With soaring prices for oil, gas and refined products during the
quarter, Wall Street had anticipated record results for global integrated
energy companies which pump oil, turn it into gasoline and market
it through service stations.
Anglo-Dutch rival Royal Dutch/Shell Group (RD.AS: Quote, Profile,
Research) (SHEL.L: Quote, Profile, Research) earlier Thursday announced
a 16 percent rise in profit, following the lead set by BP (BP.L:
Quote, Profile, Research) and ConocoPhillips (COP.N: Quote, Profile,
Research) . ChevronTexaco (CVX.N: Quote, Profile, Research) reports
Friday.
STRONG QUARTER
For the past year, experts have predicted energy prices were poised
to fall from their historic highs, and for the past year they have
been wrong. Every week new issues emerge that prompt investors to
pump up oil, gas and product futures.
On Wednesday U.S. benchmark light-oil futures set a new 21-year
high of $43.05 a barrel, as worries about disruptions in Russia,
Nigeria and the Middle East pushes aside bearish evidence of rising
OPEC production and building inventories worldwide.
So while sky-high prices may hurt consumers, Exxon's upstream earnings
surged by a third to $3.85 billion.

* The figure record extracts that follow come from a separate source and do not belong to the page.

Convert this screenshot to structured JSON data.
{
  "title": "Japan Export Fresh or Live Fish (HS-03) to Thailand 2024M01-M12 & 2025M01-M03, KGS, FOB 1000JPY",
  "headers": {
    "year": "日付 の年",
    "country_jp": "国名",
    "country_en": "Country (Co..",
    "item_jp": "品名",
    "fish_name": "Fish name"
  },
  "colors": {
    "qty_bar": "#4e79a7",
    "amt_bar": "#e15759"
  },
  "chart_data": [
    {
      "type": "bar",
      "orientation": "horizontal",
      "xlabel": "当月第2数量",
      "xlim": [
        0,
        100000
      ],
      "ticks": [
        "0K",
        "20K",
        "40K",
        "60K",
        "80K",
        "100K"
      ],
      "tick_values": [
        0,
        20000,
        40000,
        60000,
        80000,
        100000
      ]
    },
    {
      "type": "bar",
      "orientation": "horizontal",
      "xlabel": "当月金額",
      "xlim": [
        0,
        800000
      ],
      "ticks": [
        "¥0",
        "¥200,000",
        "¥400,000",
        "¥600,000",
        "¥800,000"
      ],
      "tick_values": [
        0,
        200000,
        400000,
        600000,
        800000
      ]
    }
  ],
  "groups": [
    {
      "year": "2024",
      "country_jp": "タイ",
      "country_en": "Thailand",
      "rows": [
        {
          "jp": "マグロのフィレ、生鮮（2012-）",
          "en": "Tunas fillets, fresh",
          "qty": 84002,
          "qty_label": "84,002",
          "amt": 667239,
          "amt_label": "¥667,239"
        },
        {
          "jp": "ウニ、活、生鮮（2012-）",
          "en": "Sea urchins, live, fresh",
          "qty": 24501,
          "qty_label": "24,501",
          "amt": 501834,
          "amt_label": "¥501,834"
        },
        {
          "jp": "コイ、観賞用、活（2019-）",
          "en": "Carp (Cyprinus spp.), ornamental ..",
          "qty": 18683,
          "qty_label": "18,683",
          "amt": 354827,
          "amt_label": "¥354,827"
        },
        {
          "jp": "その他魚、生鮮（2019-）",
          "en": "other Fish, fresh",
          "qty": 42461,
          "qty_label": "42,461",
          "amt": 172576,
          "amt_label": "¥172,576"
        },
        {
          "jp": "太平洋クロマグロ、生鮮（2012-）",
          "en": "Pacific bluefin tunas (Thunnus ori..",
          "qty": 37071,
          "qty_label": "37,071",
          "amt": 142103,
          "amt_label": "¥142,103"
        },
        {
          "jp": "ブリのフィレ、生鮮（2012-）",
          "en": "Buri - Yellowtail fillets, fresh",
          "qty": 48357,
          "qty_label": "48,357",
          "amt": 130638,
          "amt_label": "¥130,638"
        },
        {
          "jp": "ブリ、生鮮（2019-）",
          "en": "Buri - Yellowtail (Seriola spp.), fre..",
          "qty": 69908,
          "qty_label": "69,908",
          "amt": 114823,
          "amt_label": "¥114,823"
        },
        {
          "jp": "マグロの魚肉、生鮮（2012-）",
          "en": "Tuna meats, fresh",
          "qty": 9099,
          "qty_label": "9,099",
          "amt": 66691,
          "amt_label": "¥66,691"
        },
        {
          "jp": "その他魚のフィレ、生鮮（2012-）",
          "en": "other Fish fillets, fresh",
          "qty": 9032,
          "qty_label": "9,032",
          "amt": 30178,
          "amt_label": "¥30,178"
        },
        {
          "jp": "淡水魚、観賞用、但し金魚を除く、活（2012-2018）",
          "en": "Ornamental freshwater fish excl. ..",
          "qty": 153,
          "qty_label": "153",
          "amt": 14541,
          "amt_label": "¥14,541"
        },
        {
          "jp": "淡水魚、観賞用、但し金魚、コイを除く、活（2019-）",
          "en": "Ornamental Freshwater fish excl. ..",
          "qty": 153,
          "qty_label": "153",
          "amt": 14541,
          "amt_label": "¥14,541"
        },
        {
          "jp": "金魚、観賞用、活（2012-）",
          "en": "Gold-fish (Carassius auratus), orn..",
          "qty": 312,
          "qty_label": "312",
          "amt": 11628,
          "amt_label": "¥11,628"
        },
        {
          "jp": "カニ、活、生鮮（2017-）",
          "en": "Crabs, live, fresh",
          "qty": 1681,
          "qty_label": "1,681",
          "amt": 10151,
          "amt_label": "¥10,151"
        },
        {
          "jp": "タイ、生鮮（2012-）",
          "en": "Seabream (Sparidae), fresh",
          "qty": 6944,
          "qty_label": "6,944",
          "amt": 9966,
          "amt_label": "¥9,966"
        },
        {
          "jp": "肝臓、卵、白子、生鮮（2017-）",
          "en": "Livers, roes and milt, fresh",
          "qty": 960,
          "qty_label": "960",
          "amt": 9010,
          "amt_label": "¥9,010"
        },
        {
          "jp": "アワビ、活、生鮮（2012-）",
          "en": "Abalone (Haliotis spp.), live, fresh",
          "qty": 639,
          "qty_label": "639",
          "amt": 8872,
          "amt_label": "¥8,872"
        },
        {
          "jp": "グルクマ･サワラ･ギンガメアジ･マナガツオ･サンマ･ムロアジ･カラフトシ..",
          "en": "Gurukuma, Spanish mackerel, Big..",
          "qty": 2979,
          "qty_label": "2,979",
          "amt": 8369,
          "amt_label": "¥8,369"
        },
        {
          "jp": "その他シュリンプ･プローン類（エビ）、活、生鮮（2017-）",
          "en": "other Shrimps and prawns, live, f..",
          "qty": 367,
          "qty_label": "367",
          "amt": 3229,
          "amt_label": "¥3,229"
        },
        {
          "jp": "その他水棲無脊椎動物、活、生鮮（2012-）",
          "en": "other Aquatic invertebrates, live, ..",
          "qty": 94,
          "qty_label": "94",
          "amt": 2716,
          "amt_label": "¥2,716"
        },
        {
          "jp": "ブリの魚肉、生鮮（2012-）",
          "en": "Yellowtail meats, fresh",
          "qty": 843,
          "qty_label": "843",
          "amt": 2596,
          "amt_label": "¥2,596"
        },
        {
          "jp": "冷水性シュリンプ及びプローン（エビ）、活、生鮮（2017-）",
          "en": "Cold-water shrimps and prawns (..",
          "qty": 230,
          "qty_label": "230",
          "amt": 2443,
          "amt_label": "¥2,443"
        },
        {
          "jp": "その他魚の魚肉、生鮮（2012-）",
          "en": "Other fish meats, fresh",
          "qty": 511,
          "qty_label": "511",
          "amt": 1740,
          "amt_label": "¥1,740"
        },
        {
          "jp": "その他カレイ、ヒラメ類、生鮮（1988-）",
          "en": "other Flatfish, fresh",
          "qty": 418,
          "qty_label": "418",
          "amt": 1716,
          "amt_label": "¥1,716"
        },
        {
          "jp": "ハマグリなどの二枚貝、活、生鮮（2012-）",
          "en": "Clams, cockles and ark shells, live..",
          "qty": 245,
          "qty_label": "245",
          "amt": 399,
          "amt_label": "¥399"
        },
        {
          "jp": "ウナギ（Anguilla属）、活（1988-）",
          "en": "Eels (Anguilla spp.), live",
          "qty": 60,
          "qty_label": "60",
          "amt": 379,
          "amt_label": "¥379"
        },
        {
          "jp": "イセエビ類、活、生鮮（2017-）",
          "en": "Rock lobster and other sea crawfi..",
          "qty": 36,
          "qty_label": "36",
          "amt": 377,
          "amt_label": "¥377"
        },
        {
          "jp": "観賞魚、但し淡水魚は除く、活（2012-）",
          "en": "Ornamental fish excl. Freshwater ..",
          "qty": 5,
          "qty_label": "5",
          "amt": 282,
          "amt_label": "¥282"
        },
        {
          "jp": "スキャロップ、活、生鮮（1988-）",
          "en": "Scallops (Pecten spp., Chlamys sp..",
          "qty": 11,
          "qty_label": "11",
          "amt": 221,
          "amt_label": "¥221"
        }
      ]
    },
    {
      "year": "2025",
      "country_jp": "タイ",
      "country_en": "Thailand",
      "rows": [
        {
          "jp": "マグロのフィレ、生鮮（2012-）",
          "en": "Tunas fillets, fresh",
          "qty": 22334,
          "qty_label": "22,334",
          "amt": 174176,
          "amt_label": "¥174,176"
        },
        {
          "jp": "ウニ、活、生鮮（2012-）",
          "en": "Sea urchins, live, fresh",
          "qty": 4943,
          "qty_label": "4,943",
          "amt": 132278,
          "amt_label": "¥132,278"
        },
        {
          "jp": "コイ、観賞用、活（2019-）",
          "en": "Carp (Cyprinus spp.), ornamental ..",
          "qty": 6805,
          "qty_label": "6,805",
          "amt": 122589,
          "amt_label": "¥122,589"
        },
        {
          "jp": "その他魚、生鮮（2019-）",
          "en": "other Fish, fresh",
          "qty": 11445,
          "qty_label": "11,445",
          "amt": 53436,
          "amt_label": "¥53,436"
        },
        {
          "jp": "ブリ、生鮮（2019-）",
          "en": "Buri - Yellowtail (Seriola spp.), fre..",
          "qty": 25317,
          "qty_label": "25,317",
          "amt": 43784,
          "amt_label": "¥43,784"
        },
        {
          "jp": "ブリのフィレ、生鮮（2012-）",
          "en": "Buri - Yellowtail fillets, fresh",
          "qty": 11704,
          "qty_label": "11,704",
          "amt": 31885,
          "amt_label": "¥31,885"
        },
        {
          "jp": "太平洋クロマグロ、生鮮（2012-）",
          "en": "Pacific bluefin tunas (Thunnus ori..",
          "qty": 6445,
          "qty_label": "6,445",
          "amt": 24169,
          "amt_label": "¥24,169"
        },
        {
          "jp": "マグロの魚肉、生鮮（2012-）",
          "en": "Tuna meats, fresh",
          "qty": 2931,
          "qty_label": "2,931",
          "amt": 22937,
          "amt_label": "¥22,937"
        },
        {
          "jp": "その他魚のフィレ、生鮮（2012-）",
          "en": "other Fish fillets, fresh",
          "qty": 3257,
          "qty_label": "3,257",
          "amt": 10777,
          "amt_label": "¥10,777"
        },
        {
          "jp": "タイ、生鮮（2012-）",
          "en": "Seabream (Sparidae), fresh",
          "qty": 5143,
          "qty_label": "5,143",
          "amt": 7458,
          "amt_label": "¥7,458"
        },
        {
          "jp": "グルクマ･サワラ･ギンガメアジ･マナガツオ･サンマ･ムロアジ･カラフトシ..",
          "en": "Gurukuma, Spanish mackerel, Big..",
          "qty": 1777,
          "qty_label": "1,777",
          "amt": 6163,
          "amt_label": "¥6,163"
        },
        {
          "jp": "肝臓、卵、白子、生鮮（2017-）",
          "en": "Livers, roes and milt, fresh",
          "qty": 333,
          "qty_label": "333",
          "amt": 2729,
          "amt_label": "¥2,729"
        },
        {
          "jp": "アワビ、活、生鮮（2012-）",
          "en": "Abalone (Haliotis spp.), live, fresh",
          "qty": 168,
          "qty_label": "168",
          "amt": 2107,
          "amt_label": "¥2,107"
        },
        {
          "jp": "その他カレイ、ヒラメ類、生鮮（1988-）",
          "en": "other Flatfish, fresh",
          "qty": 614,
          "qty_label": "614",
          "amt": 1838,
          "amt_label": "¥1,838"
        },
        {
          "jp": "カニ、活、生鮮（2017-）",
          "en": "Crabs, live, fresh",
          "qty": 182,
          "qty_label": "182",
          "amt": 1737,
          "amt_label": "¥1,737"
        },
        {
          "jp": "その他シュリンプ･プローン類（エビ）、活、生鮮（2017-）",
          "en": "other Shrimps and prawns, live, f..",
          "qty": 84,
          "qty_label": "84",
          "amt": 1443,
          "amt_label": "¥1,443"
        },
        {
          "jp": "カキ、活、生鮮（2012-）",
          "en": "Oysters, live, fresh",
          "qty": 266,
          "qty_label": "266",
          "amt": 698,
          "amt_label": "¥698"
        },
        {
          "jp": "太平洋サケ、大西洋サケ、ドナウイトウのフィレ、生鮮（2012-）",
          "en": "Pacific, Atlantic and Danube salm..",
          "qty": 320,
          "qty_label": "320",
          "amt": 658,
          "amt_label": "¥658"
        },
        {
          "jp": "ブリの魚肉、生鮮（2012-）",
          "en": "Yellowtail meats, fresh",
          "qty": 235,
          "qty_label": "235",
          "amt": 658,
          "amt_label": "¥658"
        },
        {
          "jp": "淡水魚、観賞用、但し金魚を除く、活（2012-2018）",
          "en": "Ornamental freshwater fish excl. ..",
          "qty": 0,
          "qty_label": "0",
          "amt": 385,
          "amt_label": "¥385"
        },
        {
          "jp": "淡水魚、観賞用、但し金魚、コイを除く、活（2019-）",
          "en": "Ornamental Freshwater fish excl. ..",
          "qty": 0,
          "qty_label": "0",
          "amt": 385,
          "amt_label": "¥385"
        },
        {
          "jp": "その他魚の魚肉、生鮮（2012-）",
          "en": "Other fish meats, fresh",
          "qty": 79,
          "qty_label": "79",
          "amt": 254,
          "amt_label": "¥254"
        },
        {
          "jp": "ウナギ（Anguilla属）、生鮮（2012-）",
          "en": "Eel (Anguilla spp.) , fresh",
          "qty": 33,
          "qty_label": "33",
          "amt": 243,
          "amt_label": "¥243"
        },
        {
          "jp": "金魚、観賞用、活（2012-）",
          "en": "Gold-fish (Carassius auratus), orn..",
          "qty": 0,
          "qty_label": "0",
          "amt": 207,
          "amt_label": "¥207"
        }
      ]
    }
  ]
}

Worldwide average oil and gas
production rose by 1.4 percent to 4.08 million barrels per day,
as new fields in Norway and West Africa contributed sharp growth
in oil output.
At the same time, soaring prices for gasoline and heating oil.
plus growing consumption of gasoline and jet fuel in the United
States and in Asia, generated stellar refining results.
Global downstream earnings surged 32 percent to $1.51 billion on
wider margins, higher refinery output and sales volume in the United
States. These gains were offset by weaker fuels-marketing results
and a decline in overseas refining income due to lower-than-expected
production.
"We were disappointed" in the non-U.S. refining results,
said Steve Turner, an energy analyst at Commerzbank Securities.
"On the more positive side, they had very good chemicals results
and they seem to have capex under control."
The chemicals business continued its recent turnaround to boost
the bottom line. Earnings in this segment rose nearly fourfold to
$607 million, the highest level in nine years, thanks to wider margins
and record sales volumes.
Exxon's quarterly capital expenditures fell by 5.6 percent to $3.62
billion from a year-ago, at a time when other oil companies are
struggling to keep a lid on development costs.